ST. LOUIS — The fourth-grade field trip to the state Capitol was going well: The kids gaped at the rotunda, peeked in the Senate chambers, listened politely to a lecture on how a bill becomes law.

Then someone noticed that the parent chaperon with the gorgeous hair and tasteful makeup was a dad.

Most of the kids on the trip, apparently, either did not notice or did not care that a classmate's father was dressed as a woman, in jeans, a sweater and nice shoes. Most of the teachers, apparently, were equally untroubled.

But when the fourth-graders returned from Jefferson City, Mo., that afternoon in mid-October, the parent chaperon who had spotted the "cross-dressing dad" alerted some friends. Word spread quickly though the Francis Howell School District, in the middle-class suburb of St. Charles. The resulting tumult has not yet subsided.

Alarmed, outraged and indignant, several parents demanded that the school board look into the matter.
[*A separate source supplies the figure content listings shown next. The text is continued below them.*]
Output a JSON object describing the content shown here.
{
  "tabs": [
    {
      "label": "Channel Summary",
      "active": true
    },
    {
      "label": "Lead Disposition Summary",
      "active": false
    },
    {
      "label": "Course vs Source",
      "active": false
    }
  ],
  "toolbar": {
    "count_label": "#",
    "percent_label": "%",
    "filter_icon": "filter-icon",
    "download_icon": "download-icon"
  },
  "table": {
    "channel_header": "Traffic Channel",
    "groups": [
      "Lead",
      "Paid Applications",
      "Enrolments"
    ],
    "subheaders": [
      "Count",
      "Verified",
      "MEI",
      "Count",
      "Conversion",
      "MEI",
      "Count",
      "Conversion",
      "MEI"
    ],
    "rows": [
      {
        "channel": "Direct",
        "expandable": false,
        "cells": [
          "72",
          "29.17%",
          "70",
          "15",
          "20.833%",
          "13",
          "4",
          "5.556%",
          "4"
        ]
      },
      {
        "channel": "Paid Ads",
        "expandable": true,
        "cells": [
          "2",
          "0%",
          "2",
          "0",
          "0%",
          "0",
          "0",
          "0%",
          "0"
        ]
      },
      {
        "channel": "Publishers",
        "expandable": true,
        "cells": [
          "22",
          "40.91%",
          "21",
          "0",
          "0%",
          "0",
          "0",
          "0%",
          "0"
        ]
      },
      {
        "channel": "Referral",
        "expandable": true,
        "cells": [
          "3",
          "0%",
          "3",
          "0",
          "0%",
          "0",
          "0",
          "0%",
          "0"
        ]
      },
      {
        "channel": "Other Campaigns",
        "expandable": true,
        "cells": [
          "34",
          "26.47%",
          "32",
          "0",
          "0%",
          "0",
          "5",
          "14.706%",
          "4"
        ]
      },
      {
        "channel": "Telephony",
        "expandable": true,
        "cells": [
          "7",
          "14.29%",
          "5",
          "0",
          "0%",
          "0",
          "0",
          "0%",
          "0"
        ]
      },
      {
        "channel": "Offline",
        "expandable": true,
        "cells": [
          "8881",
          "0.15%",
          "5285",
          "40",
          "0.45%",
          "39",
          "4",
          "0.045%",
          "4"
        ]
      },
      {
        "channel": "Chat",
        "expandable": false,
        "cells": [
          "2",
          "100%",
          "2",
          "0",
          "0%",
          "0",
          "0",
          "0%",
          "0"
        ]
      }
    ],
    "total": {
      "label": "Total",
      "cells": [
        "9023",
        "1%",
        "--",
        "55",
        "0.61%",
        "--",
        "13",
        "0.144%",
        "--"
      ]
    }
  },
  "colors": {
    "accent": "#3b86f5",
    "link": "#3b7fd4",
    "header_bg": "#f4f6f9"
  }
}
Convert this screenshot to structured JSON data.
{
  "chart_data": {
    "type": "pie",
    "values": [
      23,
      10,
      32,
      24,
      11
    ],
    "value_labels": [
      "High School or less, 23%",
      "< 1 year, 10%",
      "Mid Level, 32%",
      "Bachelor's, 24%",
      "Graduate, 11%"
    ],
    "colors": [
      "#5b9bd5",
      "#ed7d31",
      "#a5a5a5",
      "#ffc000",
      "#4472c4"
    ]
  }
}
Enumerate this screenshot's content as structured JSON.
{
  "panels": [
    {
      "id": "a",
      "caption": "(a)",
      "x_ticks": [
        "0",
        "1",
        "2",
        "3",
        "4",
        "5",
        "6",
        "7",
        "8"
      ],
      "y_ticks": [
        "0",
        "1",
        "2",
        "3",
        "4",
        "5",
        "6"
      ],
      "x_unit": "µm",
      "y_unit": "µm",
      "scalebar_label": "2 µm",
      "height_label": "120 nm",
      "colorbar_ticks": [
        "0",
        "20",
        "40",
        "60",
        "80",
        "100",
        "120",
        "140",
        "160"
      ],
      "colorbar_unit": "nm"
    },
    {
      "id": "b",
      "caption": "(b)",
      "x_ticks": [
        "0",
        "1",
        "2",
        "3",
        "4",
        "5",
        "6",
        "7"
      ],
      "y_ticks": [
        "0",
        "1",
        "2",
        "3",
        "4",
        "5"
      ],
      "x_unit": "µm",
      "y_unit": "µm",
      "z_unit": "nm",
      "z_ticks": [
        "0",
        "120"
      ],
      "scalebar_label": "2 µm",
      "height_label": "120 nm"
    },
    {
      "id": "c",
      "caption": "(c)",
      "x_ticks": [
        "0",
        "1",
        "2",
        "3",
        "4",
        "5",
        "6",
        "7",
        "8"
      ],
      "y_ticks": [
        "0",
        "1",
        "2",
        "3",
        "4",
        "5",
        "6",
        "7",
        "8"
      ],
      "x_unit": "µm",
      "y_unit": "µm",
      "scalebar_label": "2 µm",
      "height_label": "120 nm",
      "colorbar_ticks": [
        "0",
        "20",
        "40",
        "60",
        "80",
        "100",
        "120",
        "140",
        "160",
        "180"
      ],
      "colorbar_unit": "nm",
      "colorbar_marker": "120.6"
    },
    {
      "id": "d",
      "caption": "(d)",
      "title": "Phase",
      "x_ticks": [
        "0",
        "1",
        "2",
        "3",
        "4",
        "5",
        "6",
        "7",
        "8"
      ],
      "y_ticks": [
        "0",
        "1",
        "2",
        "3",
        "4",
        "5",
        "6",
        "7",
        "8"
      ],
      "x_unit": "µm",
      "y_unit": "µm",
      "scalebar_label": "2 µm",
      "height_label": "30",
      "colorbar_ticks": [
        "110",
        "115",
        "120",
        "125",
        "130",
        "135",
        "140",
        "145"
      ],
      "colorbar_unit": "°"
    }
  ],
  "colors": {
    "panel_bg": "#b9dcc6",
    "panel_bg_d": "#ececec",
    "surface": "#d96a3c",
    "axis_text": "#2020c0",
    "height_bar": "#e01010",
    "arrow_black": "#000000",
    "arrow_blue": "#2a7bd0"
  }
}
They found a receptive audience in board member Lisa Naeger, a mother of two who recoiled at the thought of her 9-year-old being exposed to a transgender adult on a field trip.

"I don't think it's fair to the kids or to the parents," Naeger said. "Parents have a right to make the decision about how their children are to be exposed to these issues. It's crucial that we make a stand."

Naeger has proposed a new policy that would require parent chaperons to wear "gender-appropriate" clothing for school functions. It's unlikely, however, that such wording would survive a court challenge. In 1985, a federal court struck down an obscure (and rarely used) St. Louis ordinance that banned anyone from dressing in clothing "not according to his or her sex" while out in public.

Naeger expects the board to make a decision by mid-January; she is not optimistic that her colleagues will back her request. But a handful of fired-up parents is not willing to let the matter drop.

The parents have asked the district to let them know whenever the father in question visits Castlio Elementary School, so they can withdraw their children from class. And they are pleading for a dress code that would require all adults who interact with students to "dress in what a 9- or 10-year-old perceives as normal clothes for a man or a woman," as mother Patti Hight puts it.

"This individual did not use common sense. He did not put the children first. He did not think how this would confuse them," said Hight.